Final answer:
The dihedral angle on the wings of birds and airplanes provides lateral stability during flight, ensuring the craft returns to a neutral position after disturbances. The upward angle creates a self-stabilizing effect due to the variation in lift produced. This is integral to the aerodynamics of flight and is supported by the functional adaptation of wings in nature and engineering.
Step-by-step explanation:
The wings of both birds and airplanes have a dihedral angle for stability during flight. The term 'dihedral' refers to the upward angle of the wings relative to the horizontal plane. This angle is critical for stabilizing the aircraft or bird laterally (roll stability), helping it to automatically return to its neutral flying position after a disturbance, such as a gust of wind. The effect can be imagined as a see-saw, where the wing with a higher altitude will experience more lift due to the dihedral angle, returning the aircraft to level flight.

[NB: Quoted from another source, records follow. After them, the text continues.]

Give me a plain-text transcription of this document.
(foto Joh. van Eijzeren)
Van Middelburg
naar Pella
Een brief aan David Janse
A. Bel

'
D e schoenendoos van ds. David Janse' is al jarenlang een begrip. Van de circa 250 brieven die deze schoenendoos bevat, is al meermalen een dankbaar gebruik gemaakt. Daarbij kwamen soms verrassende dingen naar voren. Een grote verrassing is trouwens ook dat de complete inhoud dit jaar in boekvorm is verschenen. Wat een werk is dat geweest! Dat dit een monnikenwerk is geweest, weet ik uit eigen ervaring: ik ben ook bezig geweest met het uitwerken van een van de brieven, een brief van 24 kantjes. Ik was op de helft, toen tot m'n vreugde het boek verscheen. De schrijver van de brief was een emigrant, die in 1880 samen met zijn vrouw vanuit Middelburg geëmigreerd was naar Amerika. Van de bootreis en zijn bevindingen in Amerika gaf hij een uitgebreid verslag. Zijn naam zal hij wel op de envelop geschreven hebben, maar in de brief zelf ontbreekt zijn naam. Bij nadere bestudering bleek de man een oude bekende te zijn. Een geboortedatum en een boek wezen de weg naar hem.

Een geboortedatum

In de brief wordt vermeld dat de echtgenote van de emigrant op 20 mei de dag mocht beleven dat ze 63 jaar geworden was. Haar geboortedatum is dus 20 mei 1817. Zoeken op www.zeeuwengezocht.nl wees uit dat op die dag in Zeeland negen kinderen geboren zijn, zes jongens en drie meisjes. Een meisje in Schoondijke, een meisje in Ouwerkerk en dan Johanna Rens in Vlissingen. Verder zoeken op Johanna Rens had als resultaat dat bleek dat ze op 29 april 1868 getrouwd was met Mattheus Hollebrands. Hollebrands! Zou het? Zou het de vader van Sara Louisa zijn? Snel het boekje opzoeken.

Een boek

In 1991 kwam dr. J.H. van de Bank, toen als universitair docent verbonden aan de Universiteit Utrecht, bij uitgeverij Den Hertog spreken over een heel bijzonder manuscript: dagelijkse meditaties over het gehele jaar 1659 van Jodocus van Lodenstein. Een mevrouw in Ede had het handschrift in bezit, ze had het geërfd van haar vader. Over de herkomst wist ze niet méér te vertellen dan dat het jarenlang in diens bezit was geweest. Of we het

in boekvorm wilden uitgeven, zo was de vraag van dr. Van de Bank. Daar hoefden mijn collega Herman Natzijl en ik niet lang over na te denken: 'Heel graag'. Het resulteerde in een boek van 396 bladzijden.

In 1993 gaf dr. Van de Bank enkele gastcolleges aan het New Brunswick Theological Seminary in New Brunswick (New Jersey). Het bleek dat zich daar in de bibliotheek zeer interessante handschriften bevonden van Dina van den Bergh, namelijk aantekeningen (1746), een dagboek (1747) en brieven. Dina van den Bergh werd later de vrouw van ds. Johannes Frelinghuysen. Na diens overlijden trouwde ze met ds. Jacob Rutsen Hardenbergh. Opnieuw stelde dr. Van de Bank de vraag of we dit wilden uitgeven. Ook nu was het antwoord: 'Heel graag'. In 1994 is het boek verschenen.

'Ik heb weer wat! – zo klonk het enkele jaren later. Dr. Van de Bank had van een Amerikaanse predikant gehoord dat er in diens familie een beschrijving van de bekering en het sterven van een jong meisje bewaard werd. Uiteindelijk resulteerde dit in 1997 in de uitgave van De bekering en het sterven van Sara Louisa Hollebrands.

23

Aerofoils, which are the shape of wings and propeller blades in both nature and engineering, contribute to this stability. Airplane wings make use of Bernoulli's principle and conservation of momentum to generate lift. The aerofoil's curved surface causes air to flow faster over the top, reducing pressure and thus resulting in an upward force. In birds, the intricate adaptation of feathers creates the necessary lift and thrust for flight. Primary feathers, especially, provide thrust, while the flexibility of the feathers reduces drag. In insects, the evolution of wings represents an entirely new trait, contributing to the effective control of flight.
Thus, the dihedral angle plays a significant role in the aerodynamics of flight, offering structural and functional advantages to flying animals and man-made aircraft alike. This angle is one of the key aspects ensuring that birds and airplanes can maintain stability during flight while responding effectively to the dynamics of the air around them.